Better to keep it simple. The method used will in part depend on the method in which the reveal is presented.
If a reveal is of the type you just showed - joker holds a card in one hand, other joker reveals the card - there's a few ways to do it. One of the most popular would probably be using Shapeshifter. It's a stylized flip of two cards as one done to appear as if the card changed before your eyes.
Another method, believe it or not, would be to ditch the red-back-card joker for a real standard one. I've done it where I placed the "clean" joker on the table above the reveal joker, hiding the reveal.
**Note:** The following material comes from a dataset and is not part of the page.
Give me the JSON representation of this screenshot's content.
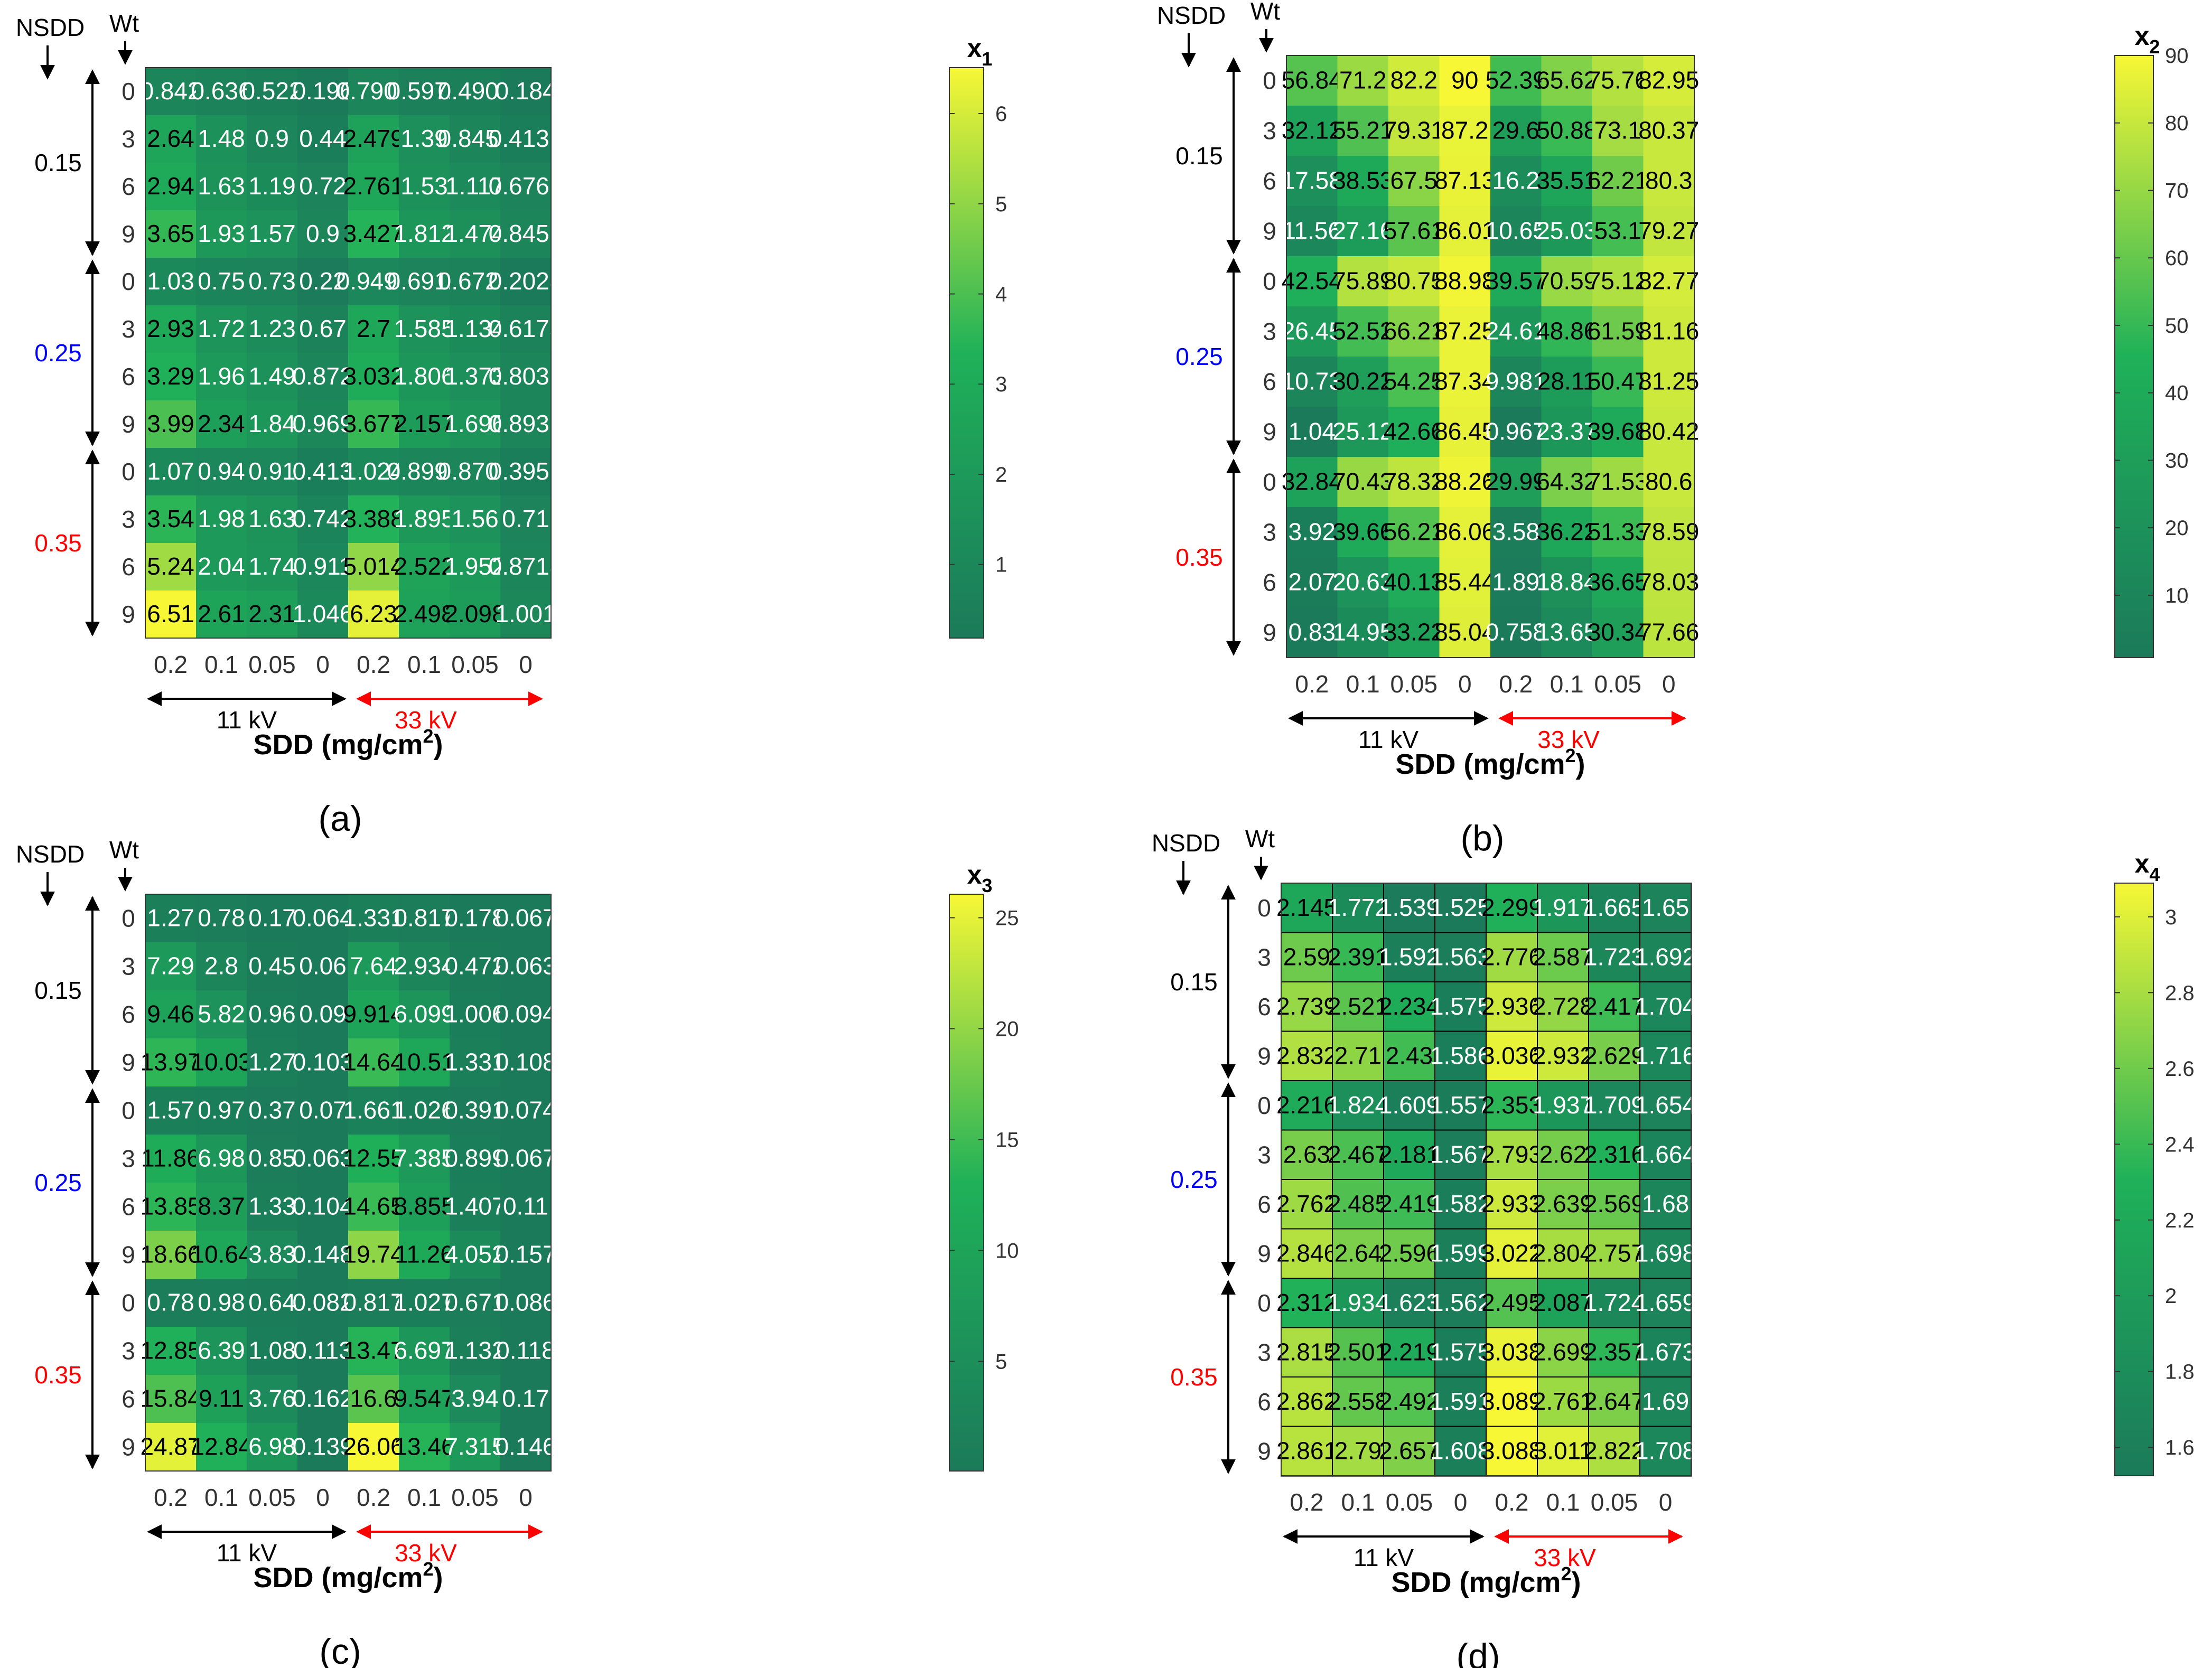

I then do a bit where I tell the spectator that I'm going to make their card appear between the jokers. Hocus pocus, and the don't see any new cards - until I tell them to spread the cards apart for me for a "closer look."
If a reveal is subtle enough, like the "3hearts" reveal in the Arcane decks from Ellusionist, I can simply leave the card face up in plain sight! They won't see a think until I ask them to look harder.
The thing of it is, though, is that reveals like this get tired fast. No one in their right mind thinks the card changed right in front of them - they assume it was always that way and you either switched it or misdirected their attention to keep you from noticing it. My personally-favorite way of using gaff cards is in a way that doesn't reveal the fact that you ever used a gaff card! You can't really get away with that using a reveal card. A personal favorite is using a double-backer with two different backs to make a "prediction card" not only the same suit and value as a signed card, but with the signature on it intact and the card back not matching the deck the spectator chose from.
I think I might have seen it first on the "Army of 52" DVD - which is unfortunately a little dated now that some of the included cards are no longer included in the gaff decks the video is designed to teach you to use. USPC's Legal Dep't. really created a hassle for magicians when they insisted there will be no more alterations to the Rider Back.